We have \(\partial \pi _1/\partial x_1=\,g_0\cdot g_1\) and \(\partial \pi _2/\partial x_2=\,g_0\cdot g_2\), where

$$\begin{aligned} g_0=\, & {} \left\{ 2k(k+2)(x_2-x_1)\right\} ^{-1}\{t(x_2-x_1)((2-x_1-x_2)+2)\}^{1/k}k^{-1/k}(k+2)^{-1/k}\ne 0\\ g_1=\, & {} k^2(x_2-x_1)+2k x_1+2\\ g_2=\, & {} k^2(x_2-x_1)+2k (1-x_2)+2. \end{aligned}$$

Therefore, the first-order conditions \(\partial \pi _i/\partial x_i=0\) degenerate into \(g_1=0\) and \(g_2=0\). Solving the two equations yield (13) in the proposition.
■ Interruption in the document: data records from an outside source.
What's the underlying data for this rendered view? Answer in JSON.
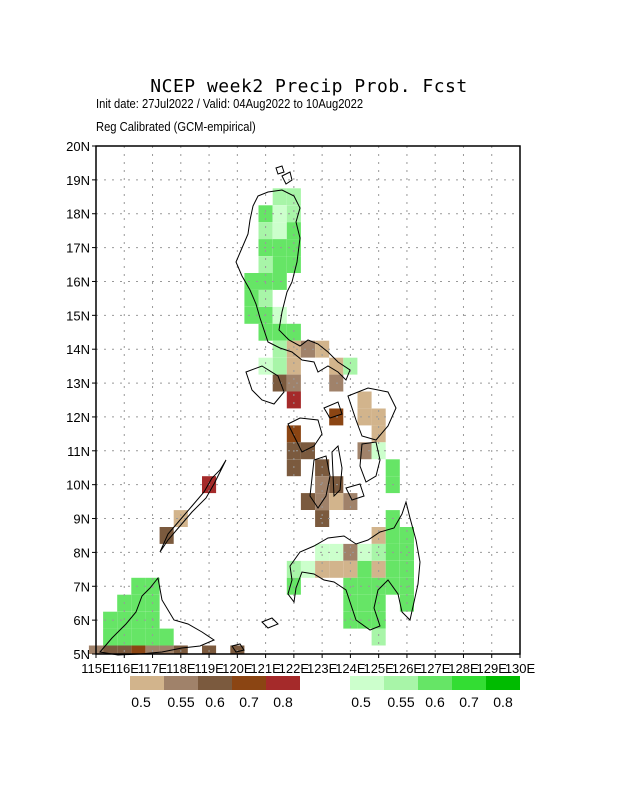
{
  "title": "NCEP week2 Precip Prob. Fcst",
  "subtitle1": "Init date: 27Jul2022 / Valid: 04Aug2022 to 10Aug2022",
  "subtitle2": "Reg Calibrated (GCM-empirical)",
  "axes": {
    "lat_labels": [
      "20N",
      "19N",
      "18N",
      "17N",
      "16N",
      "15N",
      "14N",
      "13N",
      "12N",
      "11N",
      "10N",
      "9N",
      "8N",
      "7N",
      "6N",
      "5N"
    ],
    "lon_labels": [
      "115E",
      "116E",
      "117E",
      "118E",
      "119E",
      "120E",
      "121E",
      "122E",
      "123E",
      "124E",
      "125E",
      "126E",
      "127E",
      "128E",
      "129E",
      "130E"
    ]
  },
  "legend_dry": {
    "colors": [
      "#d2b48c",
      "#a0826a",
      "#7b5a3e",
      "#8b4513",
      "#a52a2a"
    ],
    "labels": [
      "0.5",
      "0.55",
      "0.6",
      "0.7",
      "0.8"
    ]
  },
  "legend_wet": {
    "colors": [
      "#ccffcc",
      "#a8f5a8",
      "#66e566",
      "#33dd33",
      "#00bb00"
    ],
    "labels": [
      "0.5",
      "0.55",
      "0.6",
      "0.7",
      "0.8"
    ]
  },
  "map_cells": [
    {
      "lat": 18.5,
      "lon": 121.5,
      "cat": "wet",
      "level": 2
    },
    {
      "lat": 18.5,
      "lon": 122.0,
      "cat": "wet",
      "level": 2
    },
    {
      "lat": 18.0,
      "lon": 121.0,
      "cat": "wet",
      "level": 3
    },
    {
      "lat": 18.0,
      "lon": 121.5,
      "cat": "wet",
      "level": 1
    },
    {
      "lat": 18.0,
      "lon": 122.0,
      "cat": "wet",
      "level": 2
    },
    {
      "lat": 17.5,
      "lon": 121.0,
      "cat": "wet",
      "level": 2
    },
    {
      "lat": 17.5,
      "lon": 121.5,
      "cat": "wet",
      "level": 1
    },
    {
      "lat": 17.5,
      "lon": 122.0,
      "cat": "wet",
      "level": 3
    },
    {
      "lat": 17.0,
      "lon": 121.0,
      "cat": "wet",
      "level": 3
    },
    {
      "lat": 17.0,
      "lon": 121.5,
      "cat": "wet",
      "level": 3
    },
    {
      "lat": 17.0,
      "lon": 122.0,
      "cat": "wet",
      "level": 3
    },
    {
      "lat": 16.5,
      "lon": 121.0,
      "cat": "wet",
      "level": 2
    },
    {
      "lat": 16.5,
      "lon": 121.5,
      "cat": "wet",
      "level": 3
    },
    {
      "lat": 16.5,
      "lon": 122.0,
      "cat": "wet",
      "level": 3
    },
    {
      "lat": 16.0,
      "lon": 120.5,
      "cat": "wet",
      "level": 3
    },
    {
      "lat": 16.0,
      "lon": 121.0,
      "cat": "wet",
      "level": 3
    },
    {
      "lat": 16.0,
      "lon": 121.5,
      "cat": "wet",
      "level": 3
    },
    {
      "lat": 15.5,
      "lon": 120.5,
      "cat": "wet",
      "level": 3
    },
    {
      "lat": 15.5,
      "lon": 121.0,
      "cat": "wet",
      "level": 2
    },
    {
      "lat": 15.0,
      "lon": 120.5,
      "cat": "wet",
      "level": 3
    },
    {
      "lat": 15.0,
      "lon": 121.0,
      "cat": "wet",
      "level": 3
    },
    {
      "lat": 15.0,
      "lon": 121.5,
      "cat": "wet",
      "level": 1
    },
    {
      "lat": 14.5,
      "lon": 121.0,
      "cat": "wet",
      "level": 3
    },
    {
      "lat": 14.5,
      "lon": 121.5,
      "cat": "wet",
      "level": 3
    },
    {
      "lat": 14.5,
      "lon": 122.0,
      "cat": "wet",
      "level": 3
    },
    {
      "lat": 14.0,
      "lon": 121.5,
      "cat": "wet",
      "level": 2
    },
    {
      "lat": 14.0,
      "lon": 122.0,
      "cat": "dry",
      "level": 1
    },
    {
      "lat": 14.0,
      "lon": 122.5,
      "cat": "dry",
      "level": 2
    },
    {
      "lat": 14.0,
      "lon": 123.0,
      "cat": "dry",
      "level": 1
    },
    {
      "lat": 13.5,
      "lon": 121.0,
      "cat": "wet",
      "level": 1
    },
    {
      "lat": 13.5,
      "lon": 121.5,
      "cat": "wet",
      "level": 2
    },
    {
      "lat": 13.5,
      "lon": 122.0,
      "cat": "dry",
      "level": 1
    },
    {
      "lat": 13.5,
      "lon": 123.5,
      "cat": "dry",
      "level": 1
    },
    {
      "lat": 13.5,
      "lon": 124.0,
      "cat": "wet",
      "level": 2
    },
    {
      "lat": 13.0,
      "lon": 121.5,
      "cat": "dry",
      "level": 3
    },
    {
      "lat": 13.0,
      "lon": 122.0,
      "cat": "dry",
      "level": 2
    },
    {
      "lat": 13.0,
      "lon": 123.5,
      "cat": "dry",
      "level": 2
    },
    {
      "lat": 12.5,
      "lon": 122.0,
      "cat": "dry",
      "level": 5
    },
    {
      "lat": 12.5,
      "lon": 124.5,
      "cat": "dry",
      "level": 1
    },
    {
      "lat": 12.0,
      "lon": 123.5,
      "cat": "dry",
      "level": 4
    },
    {
      "lat": 12.0,
      "lon": 124.5,
      "cat": "dry",
      "level": 1
    },
    {
      "lat": 12.0,
      "lon": 125.0,
      "cat": "dry",
      "level": 1
    },
    {
      "lat": 11.5,
      "lon": 122.0,
      "cat": "dry",
      "level": 4
    },
    {
      "lat": 11.5,
      "lon": 125.0,
      "cat": "dry",
      "level": 1
    },
    {
      "lat": 11.0,
      "lon": 122.0,
      "cat": "dry",
      "level": 3
    },
    {
      "lat": 11.0,
      "lon": 122.5,
      "cat": "dry",
      "level": 3
    },
    {
      "lat": 11.0,
      "lon": 124.5,
      "cat": "dry",
      "level": 2
    },
    {
      "lat": 11.0,
      "lon": 125.0,
      "cat": "wet",
      "level": 1
    },
    {
      "lat": 10.5,
      "lon": 122.0,
      "cat": "dry",
      "level": 3
    },
    {
      "lat": 10.5,
      "lon": 123.0,
      "cat": "dry",
      "level": 3
    },
    {
      "lat": 10.5,
      "lon": 125.5,
      "cat": "wet",
      "level": 3
    },
    {
      "lat": 10.0,
      "lon": 119.0,
      "cat": "dry",
      "level": 5
    },
    {
      "lat": 10.0,
      "lon": 123.0,
      "cat": "dry",
      "level": 2
    },
    {
      "lat": 10.0,
      "lon": 123.5,
      "cat": "dry",
      "level": 3
    },
    {
      "lat": 10.0,
      "lon": 125.5,
      "cat": "wet",
      "level": 3
    },
    {
      "lat": 9.5,
      "lon": 122.5,
      "cat": "dry",
      "level": 3
    },
    {
      "lat": 9.5,
      "lon": 123.0,
      "cat": "dry",
      "level": 2
    },
    {
      "lat": 9.5,
      "lon": 123.5,
      "cat": "dry",
      "level": 1
    },
    {
      "lat": 9.5,
      "lon": 124.0,
      "cat": "dry",
      "level": 2
    },
    {
      "lat": 9.0,
      "lon": 118.0,
      "cat": "dry",
      "level": 1
    },
    {
      "lat": 9.0,
      "lon": 123.0,
      "cat": "dry",
      "level": 3
    },
    {
      "lat": 9.0,
      "lon": 125.5,
      "cat": "wet",
      "level": 3
    },
    {
      "lat": 8.5,
      "lon": 117.5,
      "cat": "dry",
      "level": 3
    },
    {
      "lat": 8.5,
      "lon": 125.0,
      "cat": "dry",
      "level": 1
    },
    {
      "lat": 8.5,
      "lon": 125.5,
      "cat": "wet",
      "level": 3
    },
    {
      "lat": 8.5,
      "lon": 126.0,
      "cat": "wet",
      "level": 3
    },
    {
      "lat": 8.0,
      "lon": 123.0,
      "cat": "wet",
      "level": 1
    },
    {
      "lat": 8.0,
      "lon": 123.5,
      "cat": "wet",
      "level": 1
    },
    {
      "lat": 8.0,
      "lon": 124.0,
      "cat": "dry",
      "level": 2
    },
    {
      "lat": 8.0,
      "lon": 124.5,
      "cat": "wet",
      "level": 1
    },
    {
      "lat": 8.0,
      "lon": 125.0,
      "cat": "wet",
      "level": 2
    },
    {
      "lat": 8.0,
      "lon": 125.5,
      "cat": "wet",
      "level": 3
    },
    {
      "lat": 8.0,
      "lon": 126.0,
      "cat": "wet",
      "level": 3
    },
    {
      "lat": 7.5,
      "lon": 122.0,
      "cat": "wet",
      "level": 2
    },
    {
      "lat": 7.5,
      "lon": 122.5,
      "cat": "wet",
      "level": 1
    },
    {
      "lat": 7.5,
      "lon": 123.0,
      "cat": "dry",
      "level": 1
    },
    {
      "lat": 7.5,
      "lon": 123.5,
      "cat": "dry",
      "level": 1
    },
    {
      "lat": 7.5,
      "lon": 124.0,
      "cat": "dry",
      "level": 1
    },
    {
      "lat": 7.5,
      "lon": 124.5,
      "cat": "wet",
      "level": 3
    },
    {
      "lat": 7.5,
      "lon": 125.0,
      "cat": "dry",
      "level": 1
    },
    {
      "lat": 7.5,
      "lon": 125.5,
      "cat": "wet",
      "level": 3
    },
    {
      "lat": 7.5,
      "lon": 126.0,
      "cat": "wet",
      "level": 3
    },
    {
      "lat": 7.0,
      "lon": 122.0,
      "cat": "wet",
      "level": 3
    },
    {
      "lat": 7.0,
      "lon": 124.0,
      "cat": "wet",
      "level": 3
    },
    {
      "lat": 7.0,
      "lon": 124.5,
      "cat": "wet",
      "level": 3
    },
    {
      "lat": 7.0,
      "lon": 125.0,
      "cat": "wet",
      "level": 3
    },
    {
      "lat": 7.0,
      "lon": 125.5,
      "cat": "wet",
      "level": 3
    },
    {
      "lat": 7.0,
      "lon": 126.0,
      "cat": "wet",
      "level": 3
    },
    {
      "lat": 6.5,
      "lon": 124.0,
      "cat": "wet",
      "level": 3
    },
    {
      "lat": 6.5,
      "lon": 124.5,
      "cat": "wet",
      "level": 3
    },
    {
      "lat": 6.5,
      "lon": 125.0,
      "cat": "wet",
      "level": 3
    },
    {
      "lat": 6.5,
      "lon": 126.0,
      "cat": "wet",
      "level": 3
    },
    {
      "lat": 6.0,
      "lon": 124.0,
      "cat": "wet",
      "level": 3
    },
    {
      "lat": 6.0,
      "lon": 124.5,
      "cat": "wet",
      "level": 3
    },
    {
      "lat": 6.0,
      "lon": 125.0,
      "cat": "wet",
      "level": 3
    },
    {
      "lat": 5.5,
      "lon": 125.0,
      "cat": "wet",
      "level": 2
    },
    {
      "lat": 7.0,
      "lon": 116.5,
      "cat": "wet",
      "level": 3
    },
    {
      "lat": 7.0,
      "lon": 117.0,
      "cat": "wet",
      "level": 3
    },
    {
      "lat": 6.5,
      "lon": 116.0,
      "cat": "wet",
      "level": 3
    },
    {
      "lat": 6.5,
      "lon": 116.5,
      "cat": "wet",
      "level": 3
    },
    {
      "lat": 6.5,
      "lon": 117.0,
      "cat": "wet",
      "level": 3
    },
    {
      "lat": 6.0,
      "lon": 115.5,
      "cat": "wet",
      "level": 3
    },
    {
      "lat": 6.0,
      "lon": 116.0,
      "cat": "wet",
      "level": 3
    },
    {
      "lat": 6.0,
      "lon": 116.5,
      "cat": "wet",
      "level": 3
    },
    {
      "lat": 6.0,
      "lon": 117.0,
      "cat": "wet",
      "level": 3
    },
    {
      "lat": 5.5,
      "lon": 115.5,
      "cat": "wet",
      "level": 3
    },
    {
      "lat": 5.5,
      "lon": 116.0,
      "cat": "wet",
      "level": 3
    },
    {
      "lat": 5.5,
      "lon": 116.5,
      "cat": "wet",
      "level": 3
    },
    {
      "lat": 5.5,
      "lon": 117.0,
      "cat": "wet",
      "level": 3
    },
    {
      "lat": 5.5,
      "lon": 117.5,
      "cat": "wet",
      "level": 3
    },
    {
      "lat": 5.0,
      "lon": 115.0,
      "cat": "dry",
      "level": 2
    },
    {
      "lat": 5.0,
      "lon": 115.5,
      "cat": "dry",
      "level": 3
    },
    {
      "lat": 5.0,
      "lon": 116.0,
      "cat": "dry",
      "level": 3
    },
    {
      "lat": 5.0,
      "lon": 116.5,
      "cat": "dry",
      "level": 4
    },
    {
      "lat": 5.0,
      "lon": 117.0,
      "cat": "dry",
      "level": 2
    },
    {
      "lat": 5.0,
      "lon": 117.5,
      "cat": "dry",
      "level": 2
    },
    {
      "lat": 5.0,
      "lon": 118.0,
      "cat": "dry",
      "level": 3
    },
    {
      "lat": 5.0,
      "lon": 119.0,
      "cat": "dry",
      "level": 3
    },
    {
      "lat": 5.0,
      "lon": 120.0,
      "cat": "dry",
      "level": 3
    }
  ]
}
Evaluating the second derivative \(\partial ^2 \pi _i/\partial x_i^2\) at Eq. (13), we have:

$$\begin{aligned} \frac{\partial ^2 \pi _i}{\partial x_i^2}_{(x_1,x_2)=(x_1^*,x_2^*)}=-\frac{t}{2k}\left( \frac{t(k+2)}{k^2(k+1)}\right) ^{-1+1/k}<0, \end{aligned}$$

which implies that the second-order conditions are satisfied.

On \({\tilde{k}}\)

Let f(k) be the right-hand side of Eq. (16). We can easily have \(df(k)/dk>0\) with \(\lim _{k\rightarrow 0} f(k)=-\infty\) and \(\lim _{k\rightarrow \infty } f(k)=\infty\). This implies that there exists a unique solution for Eq. (16) for any \(t\in (0,\infty )\), and we also find \(d{\tilde{k}}/dt=(2k^4+14k^3+29k^2+24k+8)/k(k^2+3k+2)^2>0\).